Cephalohematoma (adjusted odds ratio [aOR], 5.5; P <.001), subdural hematoma (aOR, 2.4; P <.001), and caput succedaneum (aOR 1.13; P =0.006) have all been found more frequently in infants delivered by vacuum extraction than in infants delivered without intervention “spontaneously.” Cephalohematoma occurs in 1–2% of spontaneous deliveries compared with 4% of vacuum or forceps deliveries. In a prospective randomized trial of 322 cases involving continuous versus intermittent vacuum extractions, cephalohematomas were associated with the station of the presenting part, asynclitism, and increasing application-to-delivery time. None of the infants with cephalohematomas experienced any long-term complications or needed blood transfusions, but fetal death and stillbirth have been reported after prenatal diagnosis of a fetal subdural hematoma following suspected or confirmed trauma. Thus cephalohematomas can occur prior to the onset of labor, especially with premature rupture of membranes and prolonged oligohydramnios. Maternal abdominal trauma can result in more serious subdural hematomas that can be seen by prenatal ultrasound, and this type of intracranial hemorrhage may threaten fetal survival.

Because vacuum extraction has been associated with cephalohematomas, there are concerns about whether this mode of delivery may result in more serious intracranial vascular injuries (subdural, cerebral, intraventricular, or subarachnoid hemorrhages). Among 583,340 live-born singleton infants weighing 2500–4000 g who were born to nulliparous women between 1992 and 1994 in California, the rate of intracranial hemorrhage was significantly higher among infants delivered by vacuum extraction, forceps, or cesarean section during labor than among infants delivered spontaneously. Assisted vaginal delivery, which was reported to increase the rate of cephalohematoma up to 10.8%. There was an incremental increase in the rate of hemorrhage if more than one method of delivery was used. Because the rate of hemorrhage was not significantly higher among infants delivered by cesarean section before labor, much of the morbidity associated with operative vaginal delivery is thought to be due to an underlying abnormality of labor rather than the specific operative procedure. The rate of intracranial hemorrhage has decreased threefold (to less than 1%) following the substitution of plastic cups for metal cups in vacuum extractors during the 1980s.

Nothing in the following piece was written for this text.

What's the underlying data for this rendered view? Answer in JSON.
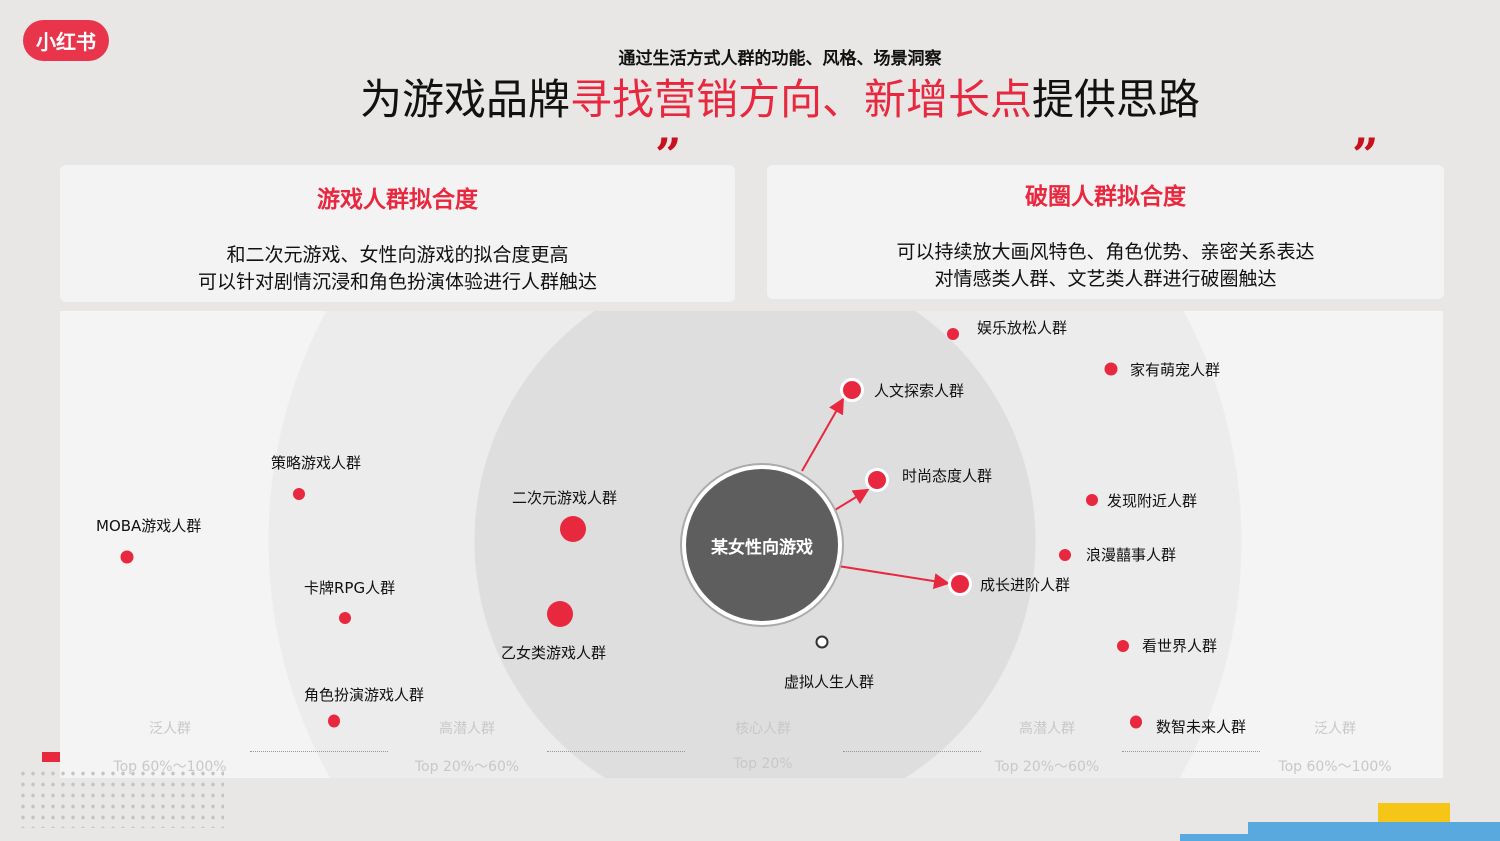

Most cephalohematomas are caused by birth trauma, and documented risk factors include fetal scalp monitors, instrumentation, and increased birth weight. The mechanism of injury is related to forces that lift the scalp and pericranium off the underlying bone, thus shearing vessels and causing blood to collect in this potential space. Most cephalohematomas resolve spontaneously during the first few weeks after birth, depending on their size. Complications can include an underlying skull fracture, anemia, hyperbilirubinemia, calcification/ossification, or (rarely) infection of the hematoma. Infants and toddlers that present to medical care with a cephalohematoma can be because of an accidental impact event or fall, but contact extra-axial hemorrhages with subdural hemorrhages are often considered indicative of abuse or major trauma.